@flakpyro

Our Issue with commvault was that despite it mounts the snapshots in the proxy VM it has to read them as a whole. So Inc Backups take nearly as long as Full backups. When you want to backup 20TB+ Incs every night, Thats not acceptable. So the Lack of CBT is really a big deal when doing VM Backups.

Performance with CommVault would be not that big of a problem since you can do multiple streams and multiple VMs simultanously but we could not get past 600MB/s which is a Xen Problem as of our Testing. With HyperV we see Performance in access of 1.6GB/s in the same Scenarios. But also this performance would be much to slow to do Incs every night.

We tested XO CBT but it was not stable and for what i read in the posts there seems to be problems with CBT and Live-Migration so that the CBT state seems to be lost. Also a big Problem for us.

When we used CommVault to backup multiple VMs we ran into Blue-Screens of the Xen Toolstack in the Windows VMs when attaching or detaching Snapshot-VDIs to the Proxy VMs.
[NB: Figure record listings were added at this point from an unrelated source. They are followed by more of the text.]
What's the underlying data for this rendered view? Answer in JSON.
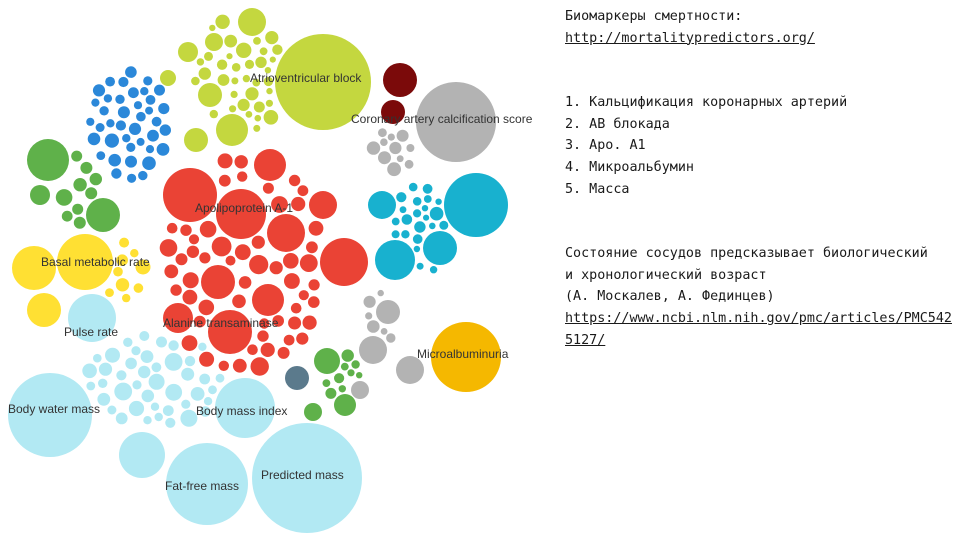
{
  "colors": {
    "red": "#ea4335",
    "blue": "#2b88d9",
    "yellow_green": "#c4d73f",
    "dark_red": "#7b0a0a",
    "gray": "#b3b3b3",
    "teal": "#18b1cf",
    "green": "#5fb14a",
    "yellow": "#ffe033",
    "light_blue": "#b2e9f3",
    "orange": "#f5b800",
    "slate": "#5b7a8c"
  },
  "chart": {
    "labels": {
      "atrioventricular": "Atrioventricular block",
      "coronary": "Coronary artery calcification score",
      "apolipoprotein": "Apolipoprotein A-1",
      "basal": "Basal metabolic rate",
      "pulse": "Pulse rate",
      "alanine": "Alanine transaminase",
      "microalbuminuria": "Microalbuminuria",
      "body_water": "Body water mass",
      "body_mass_index": "Body mass index",
      "fat_free": "Fat-free mass",
      "predicted": "Predicted mass"
    }
  },
  "notes": {
    "title": "Биомаркеры смертности:",
    "source_link": "http://mortalitypredictors.org/",
    "list": [
      "1. Кальцификация коронарных артерий",
      "2. АВ блокада",
      "3. Аро. А1",
      "4. Микроальбумин",
      "5. Масса"
    ],
    "paragraph_lines": [
      "Состояние сосудов предсказывает биологический",
      "и хронологический возраст",
      "(А. Москалев, А. Фединцев)"
    ],
    "paper_link": "https://www.ncbi.nlm.nih.gov/pmc/articles/PMC5425127/"
  }
}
There clearly is a bug in the Xen Windows Drivers. So we had to reduce concurrency which reduced backup speed.

We didn't do a short test with xen, we migrated out internal production Cluster to it from VMWare and used it for about 4 month now (30+ VMs on iSCSI Storage with 3 Nodes) and after we ran into more and more Problems we had many discussions with our team and we had to ask ourselfes what Xen brings to the table that is worth the drawbacks. The only scenario where it fits for us is where we have to map physical hardware into VMs.

We decided to come back in some time to see how the SMAPIv3 drivers work out and if there is a better support for shared storage.